To ask the Chancellor of the Exchequer how many individuals who will reach state pension age on or after 6 April 2010 have paid Class 3 national insurance contributions since (a) 25 May 2006 and (b) 30 November 2005. (112917)

Information on the numbers of individuals is not available and could be provided only at disproportionate cost.

To ask the Chancellor of the Exchequer if he will place in the Library the advice on possible changes to the qualifying conditions for receipt of a full basic state pension that was issued to individuals applying to pay Class 3 national insurance contributions (a) between 30 November 2005 and 25 May 2006 and (b) since 26 May 2006. (112918)

I refer the hon. Gentleman to the answer I gave to the hon. Member for Yeovil (Mr.

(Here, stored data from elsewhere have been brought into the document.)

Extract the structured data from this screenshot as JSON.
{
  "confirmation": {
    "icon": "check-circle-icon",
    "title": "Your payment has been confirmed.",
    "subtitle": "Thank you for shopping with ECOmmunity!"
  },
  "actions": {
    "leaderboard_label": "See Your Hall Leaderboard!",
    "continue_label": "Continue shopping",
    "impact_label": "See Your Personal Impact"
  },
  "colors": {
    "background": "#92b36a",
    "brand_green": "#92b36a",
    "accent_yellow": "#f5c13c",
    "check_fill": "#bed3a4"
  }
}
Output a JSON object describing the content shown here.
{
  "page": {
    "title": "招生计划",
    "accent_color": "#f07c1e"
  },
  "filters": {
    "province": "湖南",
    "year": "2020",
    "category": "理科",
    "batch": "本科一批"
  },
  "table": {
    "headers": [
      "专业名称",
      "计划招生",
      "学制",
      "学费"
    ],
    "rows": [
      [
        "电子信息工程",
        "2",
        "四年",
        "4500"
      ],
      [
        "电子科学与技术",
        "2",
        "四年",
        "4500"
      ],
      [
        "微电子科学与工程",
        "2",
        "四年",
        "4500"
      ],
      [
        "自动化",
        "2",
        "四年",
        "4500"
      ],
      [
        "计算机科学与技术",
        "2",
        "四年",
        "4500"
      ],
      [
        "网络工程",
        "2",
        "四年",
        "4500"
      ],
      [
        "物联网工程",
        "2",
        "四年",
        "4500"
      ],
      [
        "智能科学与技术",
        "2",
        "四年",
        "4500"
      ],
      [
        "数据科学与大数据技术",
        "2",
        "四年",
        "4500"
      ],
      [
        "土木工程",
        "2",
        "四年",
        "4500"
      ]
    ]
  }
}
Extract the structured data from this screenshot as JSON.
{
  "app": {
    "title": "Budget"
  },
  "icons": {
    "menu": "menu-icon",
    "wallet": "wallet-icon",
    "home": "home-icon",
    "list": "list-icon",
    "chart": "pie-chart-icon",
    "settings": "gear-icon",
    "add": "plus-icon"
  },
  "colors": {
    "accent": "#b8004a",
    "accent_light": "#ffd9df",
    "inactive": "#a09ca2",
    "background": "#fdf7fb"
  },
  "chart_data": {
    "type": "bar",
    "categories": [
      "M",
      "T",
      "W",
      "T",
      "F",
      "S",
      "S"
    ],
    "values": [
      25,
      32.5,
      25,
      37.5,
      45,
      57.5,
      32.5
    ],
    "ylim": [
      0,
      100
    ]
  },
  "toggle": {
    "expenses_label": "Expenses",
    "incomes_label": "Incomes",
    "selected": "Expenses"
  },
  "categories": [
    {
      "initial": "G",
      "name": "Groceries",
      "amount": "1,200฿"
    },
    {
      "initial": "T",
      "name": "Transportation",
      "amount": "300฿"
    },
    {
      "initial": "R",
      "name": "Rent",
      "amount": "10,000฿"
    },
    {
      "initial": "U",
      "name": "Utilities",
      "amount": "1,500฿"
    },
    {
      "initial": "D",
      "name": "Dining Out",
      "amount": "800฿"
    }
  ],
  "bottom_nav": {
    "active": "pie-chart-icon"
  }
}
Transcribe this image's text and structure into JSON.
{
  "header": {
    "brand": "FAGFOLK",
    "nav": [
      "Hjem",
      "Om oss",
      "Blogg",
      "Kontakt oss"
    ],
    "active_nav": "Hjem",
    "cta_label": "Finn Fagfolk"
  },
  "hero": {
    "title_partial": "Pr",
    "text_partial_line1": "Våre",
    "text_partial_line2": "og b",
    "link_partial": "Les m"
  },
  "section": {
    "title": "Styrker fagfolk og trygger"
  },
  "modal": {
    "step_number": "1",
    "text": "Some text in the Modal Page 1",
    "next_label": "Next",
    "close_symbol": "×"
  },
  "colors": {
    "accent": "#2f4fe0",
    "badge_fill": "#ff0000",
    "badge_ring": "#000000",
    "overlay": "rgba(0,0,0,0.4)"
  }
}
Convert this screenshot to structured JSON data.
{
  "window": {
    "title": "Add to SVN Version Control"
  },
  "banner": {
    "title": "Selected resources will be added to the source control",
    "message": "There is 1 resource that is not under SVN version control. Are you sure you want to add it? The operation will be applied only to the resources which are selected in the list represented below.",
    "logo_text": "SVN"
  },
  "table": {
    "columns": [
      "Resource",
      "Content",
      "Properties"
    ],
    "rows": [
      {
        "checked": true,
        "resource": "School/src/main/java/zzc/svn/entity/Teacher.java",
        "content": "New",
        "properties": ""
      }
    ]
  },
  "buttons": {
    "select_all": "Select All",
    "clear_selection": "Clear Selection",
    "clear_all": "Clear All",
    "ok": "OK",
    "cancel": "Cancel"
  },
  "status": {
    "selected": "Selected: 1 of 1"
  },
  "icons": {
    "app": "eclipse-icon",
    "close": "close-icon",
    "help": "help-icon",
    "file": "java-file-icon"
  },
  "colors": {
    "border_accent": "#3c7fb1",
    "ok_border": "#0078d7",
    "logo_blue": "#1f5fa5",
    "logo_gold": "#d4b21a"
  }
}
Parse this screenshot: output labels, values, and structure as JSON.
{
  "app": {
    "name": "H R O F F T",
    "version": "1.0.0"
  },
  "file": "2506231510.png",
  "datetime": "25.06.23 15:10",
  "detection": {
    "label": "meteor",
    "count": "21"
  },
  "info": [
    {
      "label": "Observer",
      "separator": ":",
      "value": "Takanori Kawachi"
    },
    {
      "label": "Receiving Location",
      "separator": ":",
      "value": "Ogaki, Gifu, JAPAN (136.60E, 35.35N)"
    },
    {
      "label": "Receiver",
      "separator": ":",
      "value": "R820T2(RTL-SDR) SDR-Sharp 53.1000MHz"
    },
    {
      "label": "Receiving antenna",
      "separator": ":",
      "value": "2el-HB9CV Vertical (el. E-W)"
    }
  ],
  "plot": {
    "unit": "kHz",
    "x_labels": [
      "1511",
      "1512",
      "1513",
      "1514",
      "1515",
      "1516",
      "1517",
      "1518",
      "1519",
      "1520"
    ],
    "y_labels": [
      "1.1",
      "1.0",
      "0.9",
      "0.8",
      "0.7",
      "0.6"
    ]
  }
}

Laws) on 27 November 2006, Official Report, column 353W.

To ask the Chancellor of the Exchequer if he will list each of the documents published as part of the consultation on the pensions tax simplification legislation included within the Finance Act 2004. (110327)

The Government's proposals were set out in two main consultation documents “Simplifying the taxation of pensions: increasing choice and flexibility for all” (December 2002) and “Simplifying the taxation of pensions: the Government's proposals” (December 2003). Summaries of the responses to the two consultations were published on 14 July 2003 and 25 November 2004 on the HMRC website. The proposals were also extensively discussed at a series of public consultation meetings and individual seminars and meetings with the pensions industry.

On 9 August 2004 draft Regulations, provided for under powers contained in the Finance Act 2004, were published for consultation and a document summarising the consultation responses was published on 8 March 2005. Most of the remaining regulations were published in draft but were not consulted on.

To ask the Chancellor of the Exchequer what estimate he has made of the number of alternatively secured pensions sold since 1 April. (110329)

Figures are not available, but the numbers of individuals who have entered into alternatively secured pensions (ASP) to date is likely to be small, as the ASP facility only became available on 6 April 2006 and generally only members who have reached age 75 since that date may use ASP.

In addition, pension schemes that are unable to trace a member when they reach age 75 hold their pension scheme assets as an ASP fund. Only a relatively small number of individuals are likely to be in this position.

To ask the Chancellor of the Exchequer what amendments have been made to the pension tax regime since the Finance Act 2004. (110330)

The new simplified tax regime for pension saving, which began on 6 April 2006, was originally enacted in Finance Act 2004.

Changes to the new regime were enacted under sections 101-102 and schedule 10 of the Finance Act 2005. Many of these changes provided additional flexibilities for schemes and individuals and clarified aspects of the new rules to smooth the transition from the previous to the new simplified regime. There were other changes, for example to provide for the pension protection fund to receive the same types of tax reliefs as registered pension schemes.

Changes were also made under sections 158-161 and schedules 21-23 of the Finance Act 2006, which provided additional flexibilities for pension schemes, providers and members and also dealt with other matters, for example imposing certain tax charges on some types of registered pension scheme which hold residential property or other taxable assets as investments.

To ask the Chancellor of the Exchequer what estimate he has made of the number of people who will be entitled to an alternatively secured pension. (110403)

The option to enter into an alternatively secured pension is available to a member of a registered pension scheme who has reached age 75 since 6 April 2006, without securing a pension.